Illuminated throughout the atrium and hidden within the vestibules of the crypt was a vast array of insects, beetles, butterflies, bees and hornets suspended as if frozen in time, spinning and hanging whilst viewers brushed past them examining the next meticulously crafted creation.
Tessa Farmer is a highly renowned visual artist and sculptor, she specialises in creating miniature sculptures by using real life bugs and insects as well as decaying corpses. Having graduated from Ruskin at Oxford University with an MA, Tessa Farmer has since been hand picked up by Charles Saatchi and awarded a Royal British Society of Sculptors Bursary Award and the Vivien Leigh Prize, a sculpture residency in King’s Wood, Challock, Kent.
Being a Jake and Dinos Chapman fan I immediately started comparing Tessa Farmer’s dystopian sculptures to their miniature, model like creations, such as ‘Fucking Hell’ and their ‘If Hitler Had Been a Hippy How Happy Would We Be‘ exhibition at the White Cube in London, 2008.

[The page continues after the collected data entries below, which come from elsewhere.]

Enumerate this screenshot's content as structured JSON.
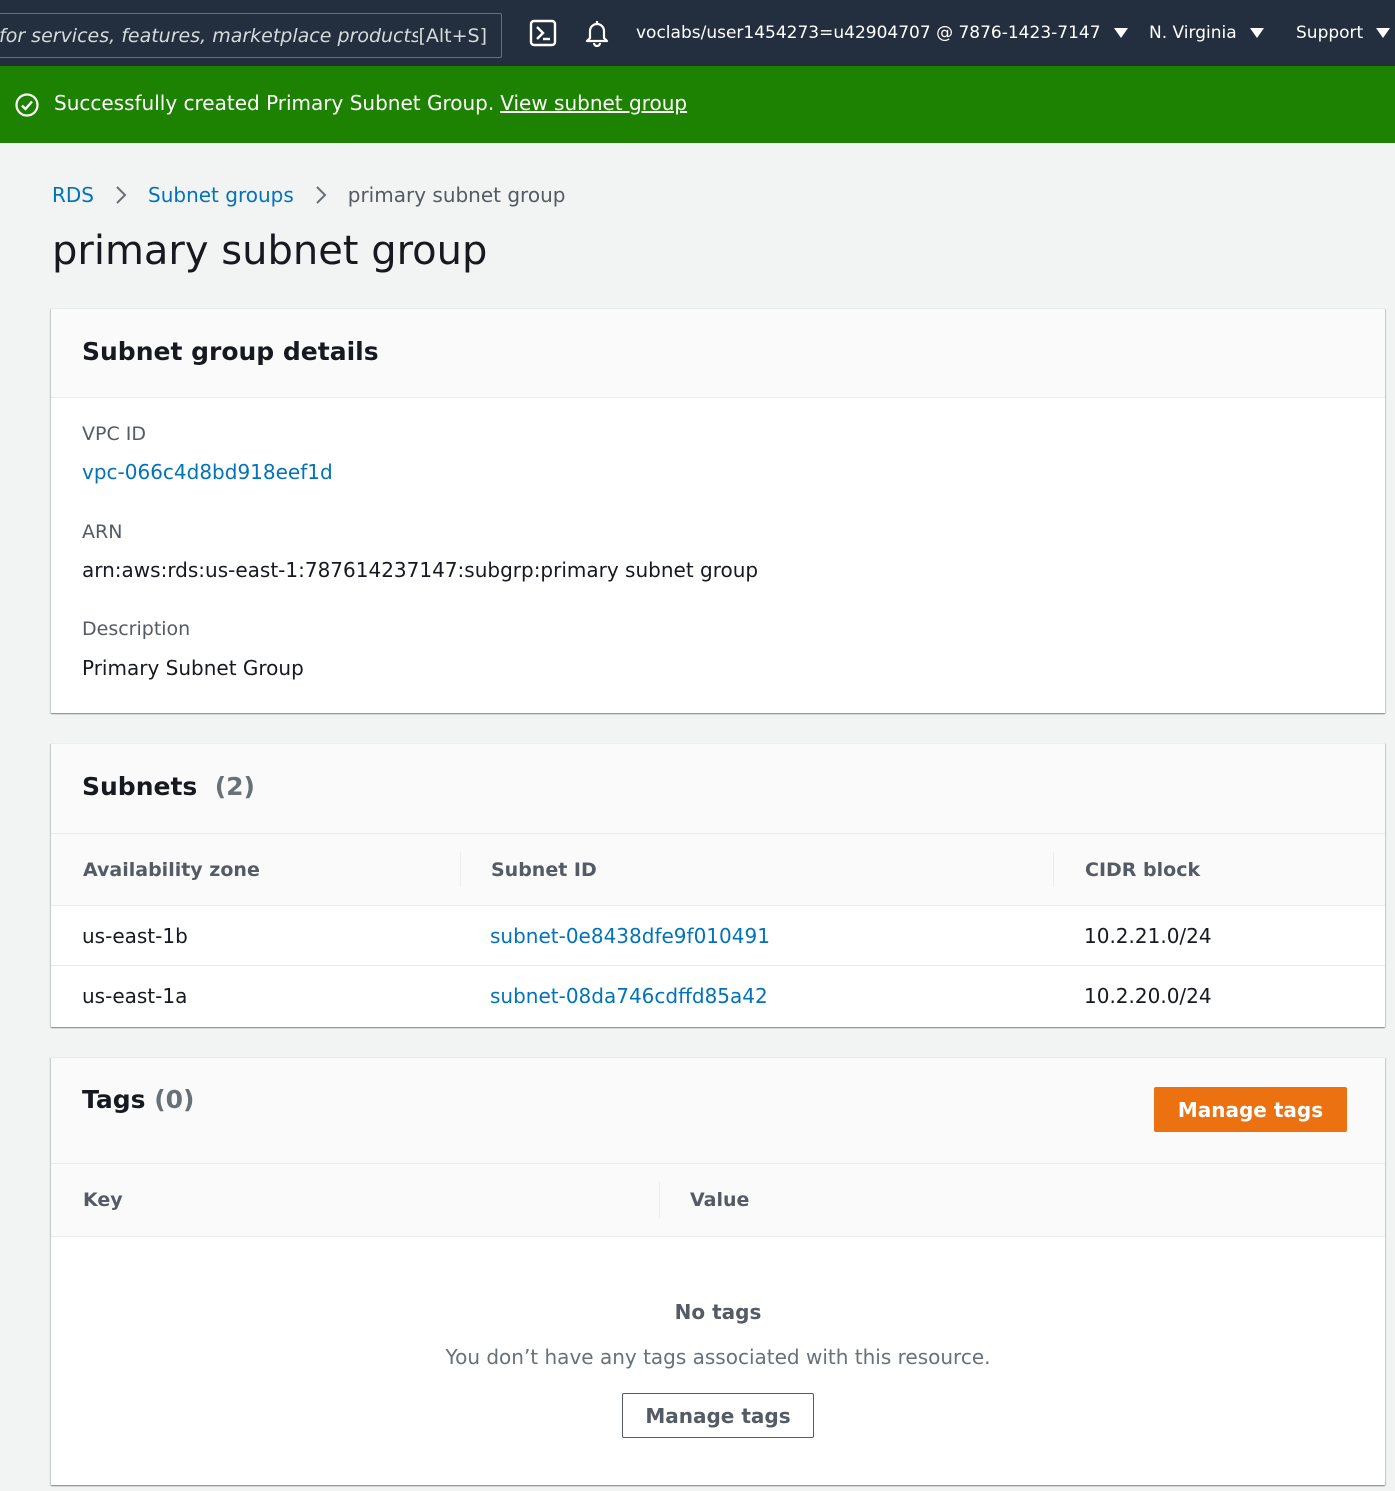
{
  "topnav": {
    "search_placeholder": "for services, features, marketplace products,",
    "search_shortcut": "[Alt+S]",
    "account": "voclabs/user1454273=u42904707 @ 7876-1423-7147",
    "region": "N. Virginia",
    "support": "Support",
    "icons": [
      "cloudshell-icon",
      "bell-icon"
    ]
  },
  "flash": {
    "message": "Successfully created Primary Subnet Group.",
    "link": "View subnet group",
    "color": "#1d8102"
  },
  "breadcrumb": {
    "items": [
      "RDS",
      "Subnet groups"
    ],
    "current": "primary subnet group"
  },
  "page": {
    "title": "primary subnet group"
  },
  "details": {
    "title": "Subnet group details",
    "vpc_label": "VPC ID",
    "vpc_value": "vpc-066c4d8bd918eef1d",
    "arn_label": "ARN",
    "arn_value": "arn:aws:rds:us-east-1:787614237147:subgrp:primary subnet group",
    "desc_label": "Description",
    "desc_value": "Primary Subnet Group"
  },
  "subnets": {
    "title": "Subnets",
    "count": "(2)",
    "columns": [
      "Availability zone",
      "Subnet ID",
      "CIDR block"
    ],
    "rows": [
      {
        "az": "us-east-1b",
        "subnet_id": "subnet-0e8438dfe9f010491",
        "cidr": "10.2.21.0/24"
      },
      {
        "az": "us-east-1a",
        "subnet_id": "subnet-08da746cdffd85a42",
        "cidr": "10.2.20.0/24"
      }
    ]
  },
  "tags": {
    "title": "Tags",
    "count": "(0)",
    "manage_button": "Manage tags",
    "columns": [
      "Key",
      "Value"
    ],
    "empty_title": "No tags",
    "empty_desc": "You don’t have any tags associated with this resource.",
    "empty_button": "Manage tags",
    "accent": "#ec7211"
  }
}
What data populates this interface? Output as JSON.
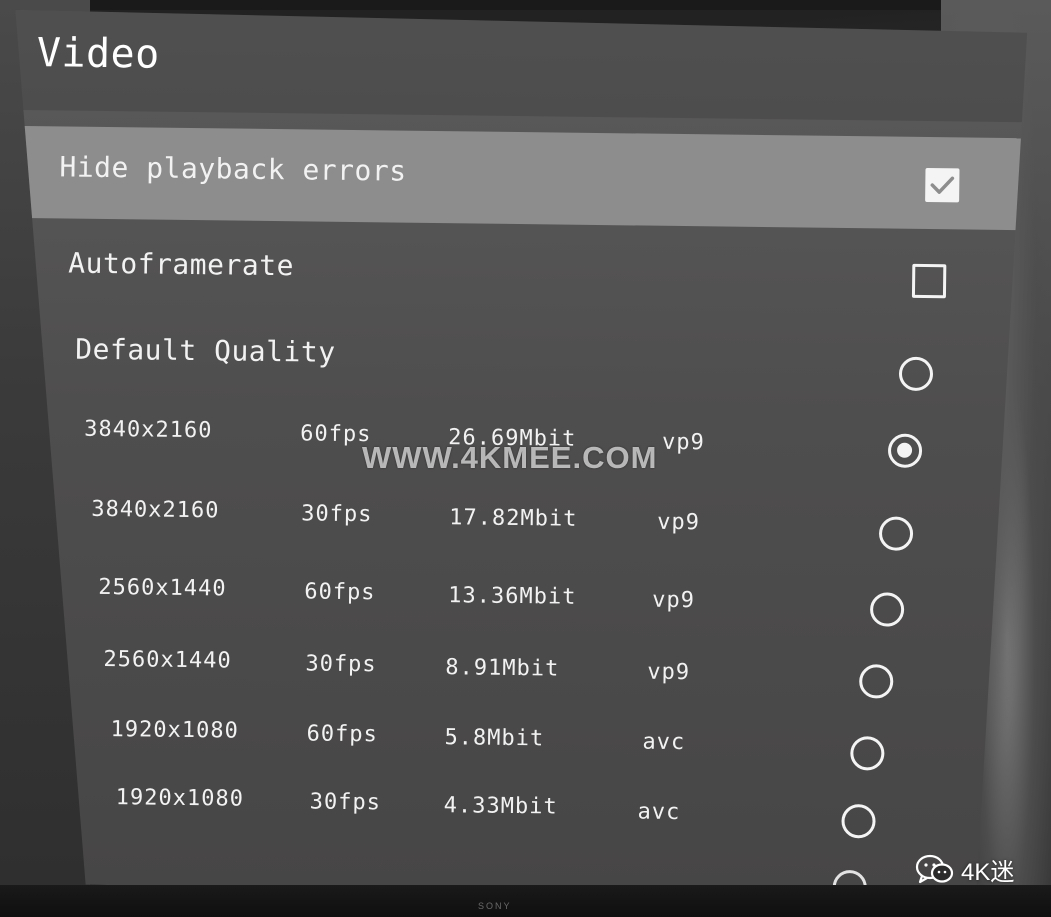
{
  "panel": {
    "title": "Video"
  },
  "options": {
    "hide_errors": {
      "label": "Hide playback errors",
      "checked": true
    },
    "autoframerate": {
      "label": "Autoframerate",
      "checked": false
    },
    "default_quality": {
      "label": "Default Quality",
      "selected": false
    }
  },
  "quality_options": [
    {
      "resolution": "3840x2160",
      "fps": "60fps",
      "bitrate": "26.69Mbit",
      "codec": "vp9",
      "selected": true
    },
    {
      "resolution": "3840x2160",
      "fps": "30fps",
      "bitrate": "17.82Mbit",
      "codec": "vp9",
      "selected": false
    },
    {
      "resolution": "2560x1440",
      "fps": "60fps",
      "bitrate": "13.36Mbit",
      "codec": "vp9",
      "selected": false
    },
    {
      "resolution": "2560x1440",
      "fps": "30fps",
      "bitrate": "8.91Mbit",
      "codec": "vp9",
      "selected": false
    },
    {
      "resolution": "1920x1080",
      "fps": "60fps",
      "bitrate": "5.8Mbit",
      "codec": "avc",
      "selected": false
    },
    {
      "resolution": "1920x1080",
      "fps": "30fps",
      "bitrate": "4.33Mbit",
      "codec": "avc",
      "selected": false
    }
  ],
  "overlay": {
    "watermark": "WWW.4KMEE.COM",
    "wechat_account": "4K迷",
    "brand": "SONY"
  },
  "colors": {
    "panel_bg": "#555454",
    "selected_row": "#8e8d8d",
    "text": "#f2f2f2"
  }
}
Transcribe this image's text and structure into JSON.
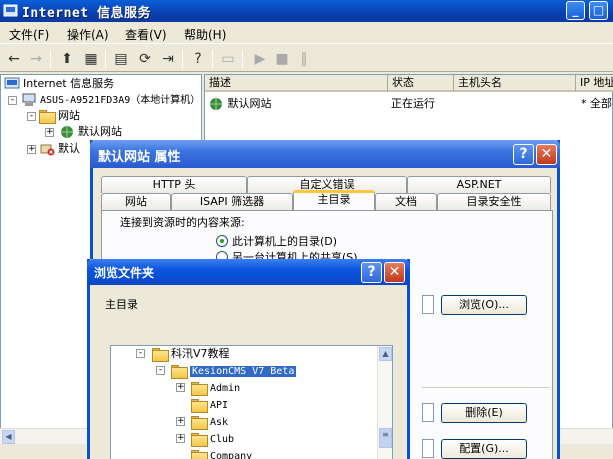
{
  "window": {
    "title": "Internet 信息服务",
    "minimize": "_",
    "maximize": "□",
    "close": "✕"
  },
  "menu": {
    "file": "文件(F)",
    "action": "操作(A)",
    "view": "查看(V)",
    "help": "帮助(H)"
  },
  "toolbar_icons": [
    "back-icon",
    "forward-icon",
    "up-icon",
    "show-tree-icon",
    "properties-icon",
    "refresh-icon",
    "export-icon",
    "help-icon",
    "computer-icon",
    "play-icon",
    "stop-icon",
    "pause-icon"
  ],
  "tree": {
    "root": "Internet 信息服务",
    "computer": "ASUS-A9521FD3A9（本地计算机）",
    "websites": "网站",
    "default_site": "默认网站",
    "default_partial": "默认"
  },
  "list": {
    "columns": [
      "描述",
      "状态",
      "主机头名",
      "IP 地址"
    ],
    "rows": [
      {
        "desc": "默认网站",
        "status": "正在运行",
        "host": "",
        "ip": "* 全部"
      }
    ]
  },
  "props_dialog": {
    "title": "默认网站 属性",
    "help": "?",
    "close": "✕",
    "tabs_row1": [
      "HTTP 头",
      "自定义错误",
      "ASP.NET"
    ],
    "tabs_row2": [
      "网站",
      "ISAPI 筛选器",
      "主目录",
      "文档",
      "目录安全性"
    ],
    "active_tab": "主目录",
    "content_source_label": "连接到资源时的内容来源:",
    "radio_local": "此计算机上的目录(D)",
    "radio_share": "另一台计算机上的共享(S)",
    "browse_btn": "浏览(O)...",
    "remove_btn": "删除(E)",
    "config_btn": "配置(G)..."
  },
  "browse_dialog": {
    "title": "浏览文件夹",
    "help": "?",
    "close": "✕",
    "label": "主目录",
    "folders": [
      {
        "name": "科汛V7教程",
        "expander": "-",
        "level": 0,
        "selected": false
      },
      {
        "name": "KesionCMS V7 Beta",
        "expander": "-",
        "level": 1,
        "selected": true
      },
      {
        "name": "Admin",
        "expander": "+",
        "level": 2,
        "selected": false
      },
      {
        "name": "API",
        "expander": "",
        "level": 2,
        "selected": false
      },
      {
        "name": "Ask",
        "expander": "+",
        "level": 2,
        "selected": false
      },
      {
        "name": "Club",
        "expander": "+",
        "level": 2,
        "selected": false
      },
      {
        "name": "Company",
        "expander": "",
        "level": 2,
        "selected": false
      }
    ]
  },
  "colors": {
    "title_blue": "#0a3fb0",
    "selection": "#316ac5",
    "active_tab_accent": "#ffc83c"
  }
}
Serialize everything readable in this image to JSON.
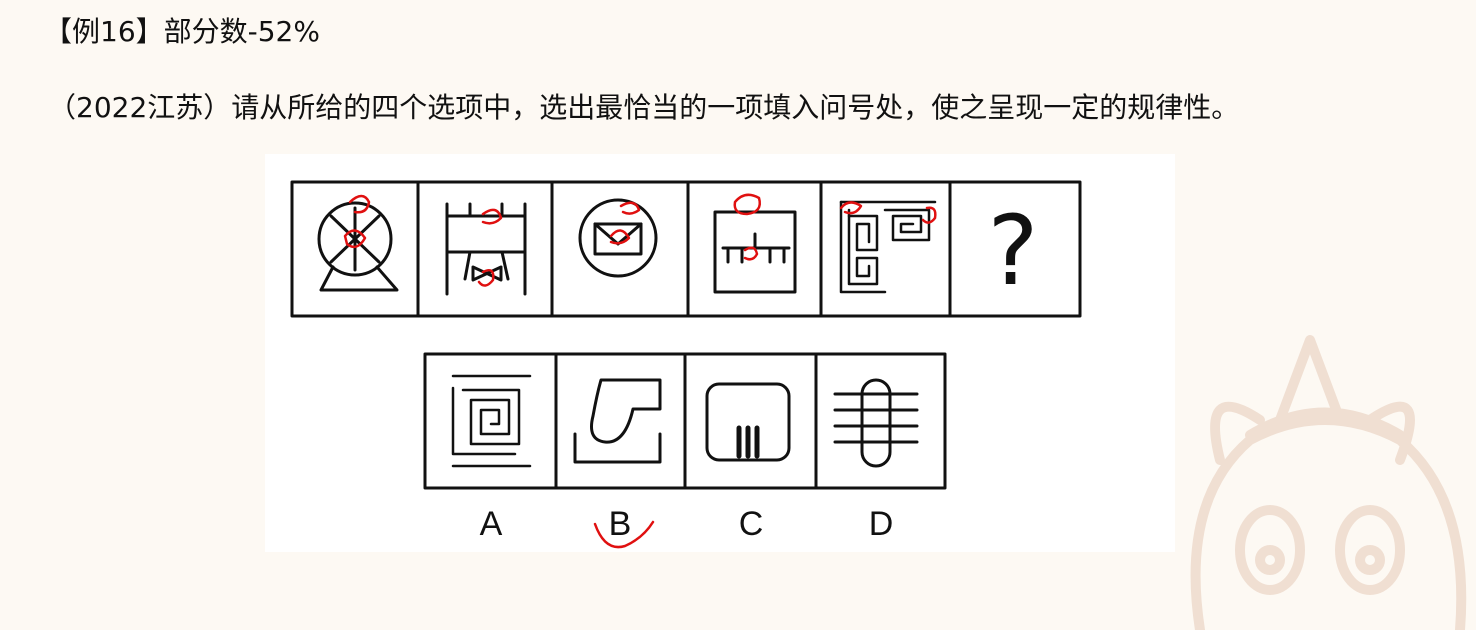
{
  "header": {
    "title": "【例16】部分数-52%"
  },
  "question": {
    "text": "（2022江苏）请从所给的四个选项中，选出最恰当的一项填入问号处，使之呈现一定的规律性。"
  },
  "puzzle": {
    "question_mark": "?",
    "options": [
      {
        "label": "A"
      },
      {
        "label": "B"
      },
      {
        "label": "C"
      },
      {
        "label": "D"
      }
    ]
  },
  "icons": {
    "watermark": "cartoon-mascot-watermark-icon",
    "figures": [
      "ferris-wheel-icon",
      "swing-bench-icon",
      "envelope-circle-icon",
      "table-frame-icon",
      "greek-key-pattern-icon",
      "question-mark-icon"
    ],
    "options": [
      "spiral-square-icon",
      "pipe-shape-icon",
      "tv-set-icon",
      "capsule-lines-icon"
    ]
  },
  "colors": {
    "background": "#fdf9f3",
    "ink": "#111111",
    "annotation": "#e01010",
    "watermark": "#f1e2d6"
  }
}
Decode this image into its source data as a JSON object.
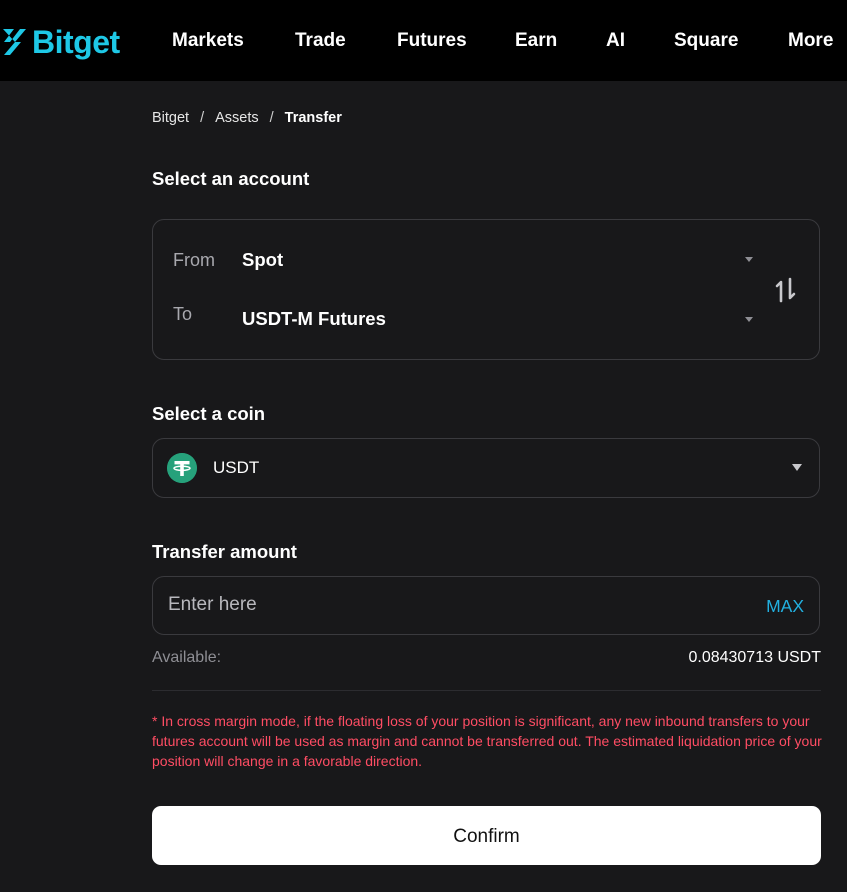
{
  "brand": {
    "name": "Bitget",
    "accent_color": "#1ec8e6",
    "logo_icon": "bitget-logo-icon"
  },
  "nav": {
    "items": [
      {
        "label": "Markets"
      },
      {
        "label": "Trade"
      },
      {
        "label": "Futures"
      },
      {
        "label": "Earn"
      },
      {
        "label": "AI"
      },
      {
        "label": "Square"
      },
      {
        "label": "More"
      }
    ]
  },
  "breadcrumb": {
    "items": [
      "Bitget",
      "Assets",
      "Transfer"
    ],
    "separator": "/"
  },
  "account_section": {
    "title": "Select an account",
    "from_label": "From",
    "from_value": "Spot",
    "to_label": "To",
    "to_value": "USDT-M Futures",
    "swap_icon": "swap-vertical-icon"
  },
  "coin_section": {
    "title": "Select a coin",
    "coin": "USDT",
    "coin_icon": "tether-icon",
    "coin_color": "#26a17b"
  },
  "amount_section": {
    "title": "Transfer amount",
    "placeholder": "Enter here",
    "max_label": "MAX",
    "available_label": "Available:",
    "available_value": "0.08430713 USDT"
  },
  "warning": {
    "text": "* In cross margin mode, if the floating loss of your position is significant, any new inbound transfers to your futures account will be used as margin and cannot be transferred out. The estimated liquidation price of your position will change in a favorable direction.",
    "color": "#ff4d64"
  },
  "confirm": {
    "label": "Confirm"
  }
}
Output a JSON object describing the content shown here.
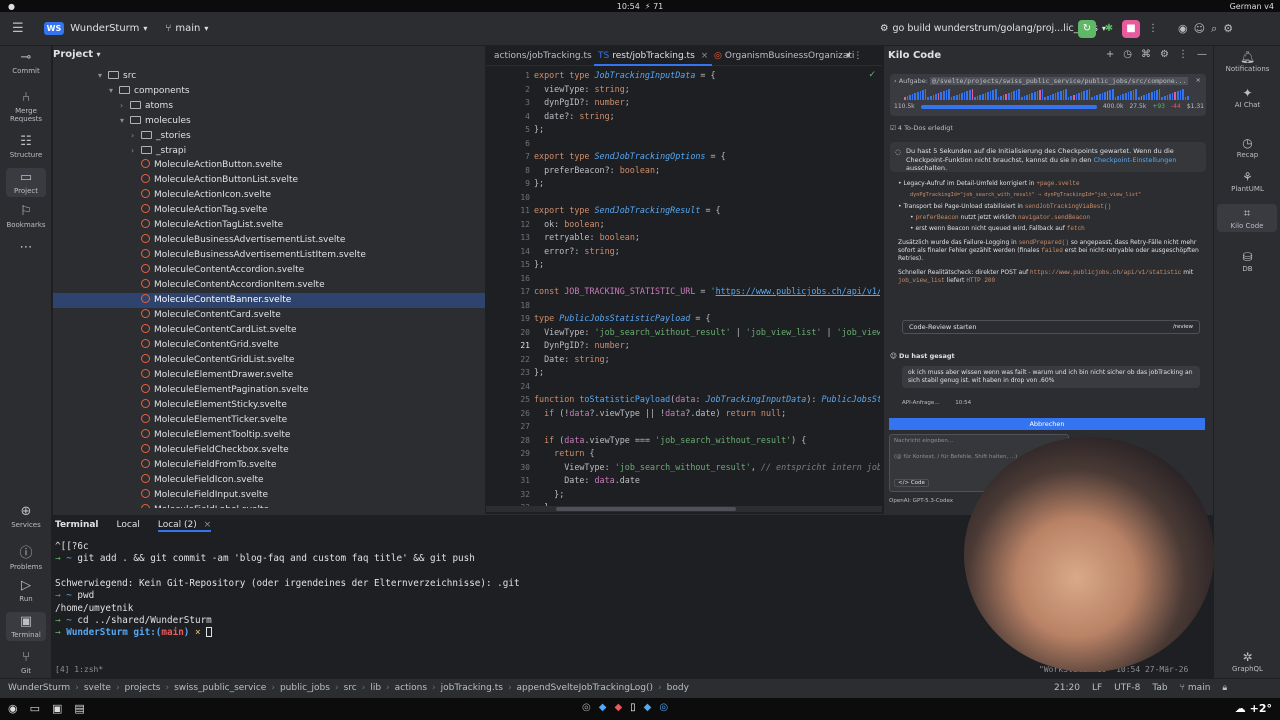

In Farmer’s case her creations are significantly smaller and site specific, rather than Jake and Dinos Chapman’s method of containing their artworks within a glass box and adding more context and visual depth to them, Farmer on the other hand placed her sculptures within the crypt, utlising the space around her and and creating a totally different environment for her pieces and for the viewer to experience the space. Let us not forget that this installation has been created to celebrate the album launch, so what about the music?
Hidden behind the darker corners of the crypt were speakers strategically placed and synchorised with the album, on loop, to play specific parts and sections from Amon Tobin’s tracks from the album, giving the impression that whilst you moved through the installation you got to hear something different from the previous point of interest.
Overall this was a very ambitious album launch campaign for Ninja Tune to pull off, however it was refreshing to see the imprint commissioning Tessa Farmer to create the visual artwork for Amon Tobin. I feel that their collaborations worked exceptionally well together and that both artists benefited from each other as their creations complimented each other in so many levels, both visually and sonically.
‘Control Over Nature‘ is open to the public from the 26th May to the 5th June from 11am – 5pm. It’s free and is well worth a visit.